The phylogenetic tree obtained from the mature hepcidin sequences clearly shows two main clades, one corresponding to type I hepcidins (29) ( Figure 6 , red branch) and the other corresponding to type II hepcidins ( Figure 6 ). Clade 1 consists of hepcidins that bind to the ferroportin receptor, triggering its internalisation and degradation of the receptor–ligand complex, and whose consensus sequence is clearly conserved (Q-S-x-[IL]-S-[FLM]-C-x(2)-C-x(0,2)-C-x(0,1)-C-x(4)-G-x-G-x-C-C-C-C-[KR]-F) ( Supplementary Figure S3 ), unlike the nine subclades (2.1–2.9) into which type II hepcidins are divided. Thus, subclade 2.1 has only the eight highly conserved cysteine characteristics of the hepcidin motif (C-x(2)-C-C-C-C-x-C-C-C-x(3,6)-C-x(2)-C-C) ( Supplementary Figure S4 ), which stabilise the hairpin motif formed by the two antiparallel β-strands ( Supplementary Figure S2 ). This minimal motif is reinforced in subclade 2.2 with another conserved area (GVCG) in the loop upstream of the second β-strand (C-x(2)-C-C-C-C-C-x-C-C-C-x(2)-G-V-C-G-x-C-C-C) ( Supplementary Figure S5 ), which in turn is extended in clade 2.3 by the appearance of basic amino acids distributed throughout the mature peptide (G-[IFV]-K-C-C-[RK]-[FV]-C-C-x-C-C-C-x(2)-G-V-C-G-G-x-C-C-C-C-[RK]-[FK]-R-[RF]-G) ( Supplementary Figure S6 ). Subclade 2.4 has a characteristic signature in its N-ter represented by SPAD (S-P-[AK]-[DK]-C-[EQR]-F-C-x-C-C-C-[PT]-[DEN]-x(2)-G-C-[GN]-x-C-x-x-[FHY]) ( Supplementary Figure S7 ), whereas in subclade 2.5 this signature is in the C-ter with the sequence GCGTCCKF (C-R-F-C-C-C-C-x-C-C-C-x(0,1)-P-x-M-x-G-C-G-G-T-C-K-F) ( Supplementary Figure S8 ). Subclade 2.6 is arginine-rich, with a highly conserved central core that includes both the β-strands and the loop connecting them (C-[HKR]-[FL]-C-C-R-C-C-C-x(1,2)-M-x-G-G-G-C-G-[ILV]-C-C), although, within this subclade, the QGSPAR sequence in the N-ter of members of the family Sciaenidae and Tetraodontidae particularly stands out ( Supplementary Figure S9 ).
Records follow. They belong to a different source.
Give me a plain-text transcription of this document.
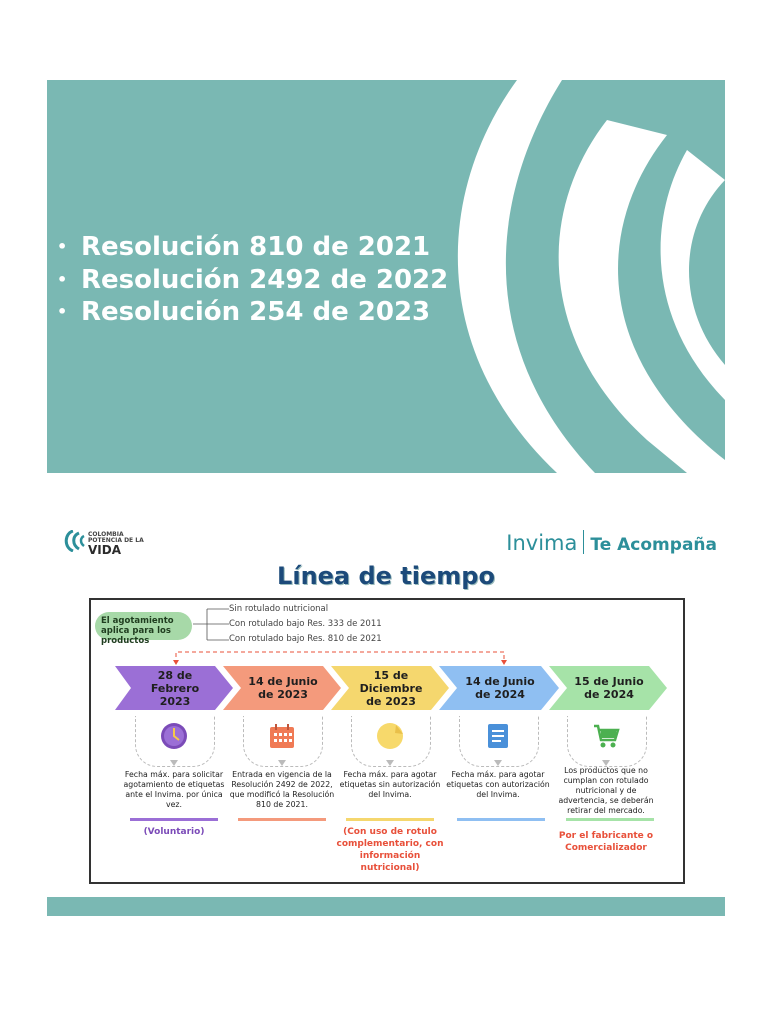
• Resolución 810 de 2021
• Resolución 2492 de 2022
• Resolución 254 de 2023
COLOMBIA POTENCIA DE LA
VIDA	Invima Te Acompaña
Línea de tiempo
El agotamiento aplica para los productos
Sin rotulado nutricional
Con rotulado bajo Res. 333 de 2011
Con rotulado bajo Res. 810 de 2021
28 de Febrero 2023
14 de Junio de 2023
15 de Diciembre de 2023
14 de Junio de 2024
15 de Junio de 2024
Fecha máx. para solicitar agotamiento de etiquetas ante el Invima. por única vez.
Entrada en vigencia de la Resolución 2492 de 2022, que modificó la Resolución 810 de 2021.
Fecha máx. para agotar etiquetas sin autorización del Invima.
Fecha máx. para agotar etiquetas con autorización del Invima.
Los productos que no cumplan con rotulado nutricional y de advertencia, se deberán retirar del mercado.
(Voluntario)	(Con uso de rotulo complementario, con información nutricional)
Por el fabricante o Comercializador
Finally, the next three subclades (2.7–2.9) are quite similar to each other (C-[KR]-F-C-C-C-x-C-C-C-P-[GDN]-M-x-G-C-G-G-G-[LV]-C-C-R-F), except for the N-ter, which ranges from the S-P-x-x of subclade 2.7 ( Supplementary Figure S10 ) to the S-P-A-G of subclade 2.9 ( Supplementary Figure S11 ), whereas subclade 2.8 ( Supplementary Figure S12 ) is highly conserved with only three positions with small mutations, belonging basically to the nine type II hepcidins of the European sea bass Dicentrarchus labrax and the single one of the hybrid striped bass Morone chrysops x Morone saxatilis.

In general, the tree shows, with some exceptions as in the case of European sea bass, that there is no family pattern within the type II hepcidins, but rather, depending on the number of mature sequences that each fish has, there is a dispersion of sequences in several subclades, implying a great variability of sequences that use as a base the same tertiary structure (two-strand antiparallel β-sheet stabilised by disulfide bridges) that gives rise to peptides with a great diversity of properties. This is clearly seen in the diversity of the 12 mature S. aurata type II hepcidin peptides ( Supplementary Table S2 ), ranging from poor to good water solubility and from a negative (−2 in A0A671WFX4) to a positive charge (+6 in B2X7F7), through the neutrality shown by A0A671WIJ8 ( Supplementary Table S2 ).